The DynamIQ cluster technology will allow up to eight completely different cores to be used in a big.LITTLE style. The move is aimed at a wide range of applications, including driverless cars and automotive driver assistance systems as well as enterprise servers.

“By 2020 we expect to see a lot of artificial intelligence deployed from autonomous driving platforms to mixed reality,” said Nandan Nayampally, General Manager of ARM’s Compute Products Group. “Even with 5G you cannot purely rely on the cloud for machine learning or AI so as performance continues to grow it needs to fit into ever smaller power envelopes.”

Cluster technology is at the heart of the ARM strategy for future devices, he says.

“We started cluster with the ARM11 4-core cluster ten years ago, and then big.LITTLE was six years ago, and we used the CoreLink SoC [fabric] to scale these into larger systems,” said Nayampally. “DynamIQ is the next stage, complementary to the existing technology, with up to 8 cores in a single clutser to bring a larger level of performance. Every core in this cluster can be a different implementation and a different core and that brings substantially higher levels of performance and flexibility. Along with this we have an optimised memory sub system with faster access and power saving features,” he said.

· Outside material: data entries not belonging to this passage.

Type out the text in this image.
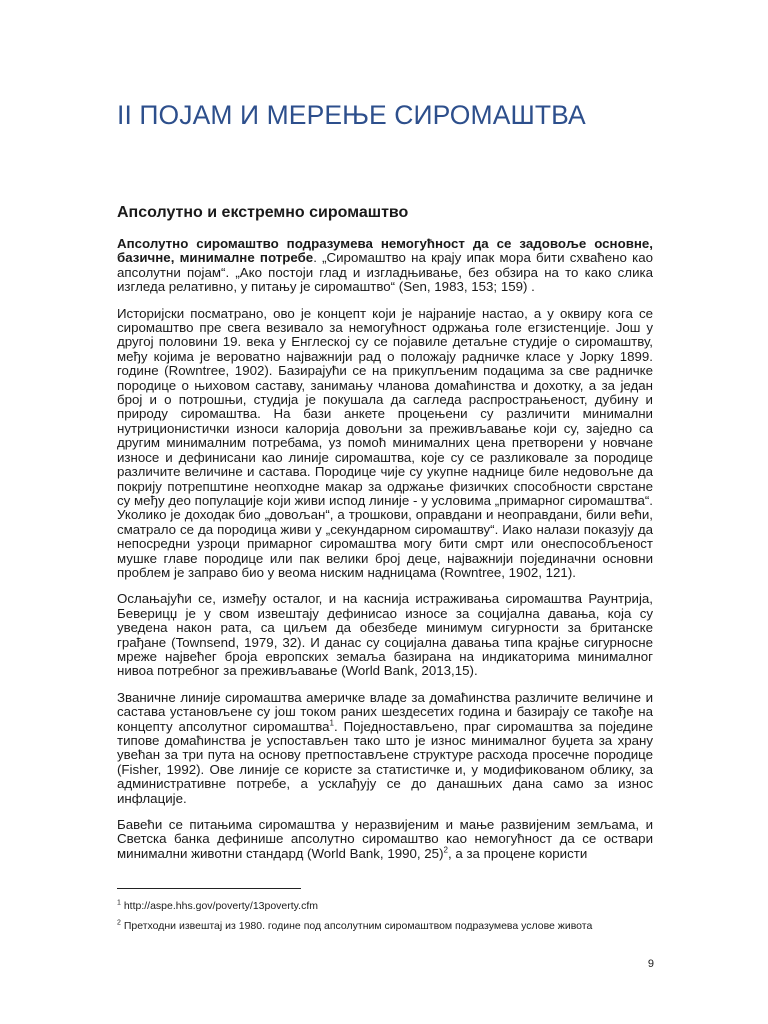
II ПОЈАМ И МЕРЕЊЕ СИРОМАШТВА
Апсолутно и екстремно сиромаштво

Апсолутно сиромаштво подразумева немогућност да се задовоље основне, базичне, минималне потребе. „Сиромаштво на крају ипак мора бити схваћено као апсолутни појам“. „Ако постоји глад и изгладњивање, без обзира на то како слика изгледа релативно, у питању је сиромаштво“ (Sen, 1983, 153; 159) .

Историјски посматрано, ово је концепт који је најраније настао, а у оквиру кога се сиромаштво пре свега везивало за немогућност одржања голе егзистенције. Још у другој половини 19. века у Енглеској су се појавиле детаљне студије о сиромаштву, међу којима је вероватно најважнији рад о положају радничке класе у Јорку 1899. године (Rowntree, 1902). Базирајући се на прикупљеним подацима за све радничке породице о њиховом саставу, занимању чланова домаћинства и дохотку, а за један број и о потрошњи, студија је покушала да сагледа распрострањеност, дубину и природу сиромаштва. На бази анкете процењени су различити минимални нутриционистички износи калорија довољни за преживљавање који су, заједно са другим минималним потребама, уз помоћ минималних цена претворени у новчане износе и дефинисани као линије сиромаштва, које су се разликовале за породице различите величине и састава. Породице чије су укупне наднице биле недовољне да покрију потрепштине неопходне макар за одржање физичких способности сврстане су међу део популације који живи испод линије - у условима „примарног сиромаштва“. Уколико је доходак био „довољан“, а трошкови, оправдани и неоправдани, били већи, сматрало се да породица живи у „секундарном сиромаштву“. Иако налази показују да непосредни узроци примарног сиромаштва могу бити смрт или онеспособљеност мушке главе породице или пак велики број деце, најважнији појединачни основни проблем је заправо био у веома ниским надницама (Rowntree, 1902, 121).

Ослањајући се, између осталог, и на каснија истраживања сиромаштва Раунтрија, Беверицџ је у свом извештају дефинисао износе за социјална давања, која су уведена након рата, са циљем да обезбеде минимум сигурности за британске грађане (Townsend, 1979, 32). И данас су социјална давања типа крајње сигурносне мреже највећег броја европских земаља базирана на индикаторима минималног нивоа потребног за преживљавање (World Bank, 2013,15).

Званичне линије сиромаштва америчке владе за домаћинства различите величине и састава установљене су још током раних шездесетих година и базирају се такође на концепту апсолутног сиромаштва$^1$. Поједностављено, праг сиромаштва за поједине типове домаћинства је успостављен тако што је износ минималног буџета за храну увећан за три пута на основу претпостављене структуре расхода просечне породице (Fisher, 1992). Ове линије се користе за статистичке и, у модификованом облику, за административне потребе, а усклађују се до данашњих дана само за износ инфлације.

Бавећи се питањима сиромаштва у неразвијеним и мање развијеним земљама, и Светска банка дефинише апсолутно сиромаштво као немогућност да се оствари минимални животни стандард (World Bank, 1990, 25)$^2$, а за процене користи

$^1$ http://aspe.hhs.gov/poverty/13poverty.cfm

$^2$ Претходни извештај из 1980. године под апсолутним сиромаштвом подразумева услове живота

9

This would allow several small cores and several large cores to operate independently and switch code between the different cores depending on the processing requirements. “For example, 1+3 or 1+7 DynamIQ big.LITTLE configurations with substantially more granular and optimal control are now possible. This boosts innovation in SoCs designed with right-sized compute with heterogeneous processing that deliver meaningful AI performance at the device itself,” he said.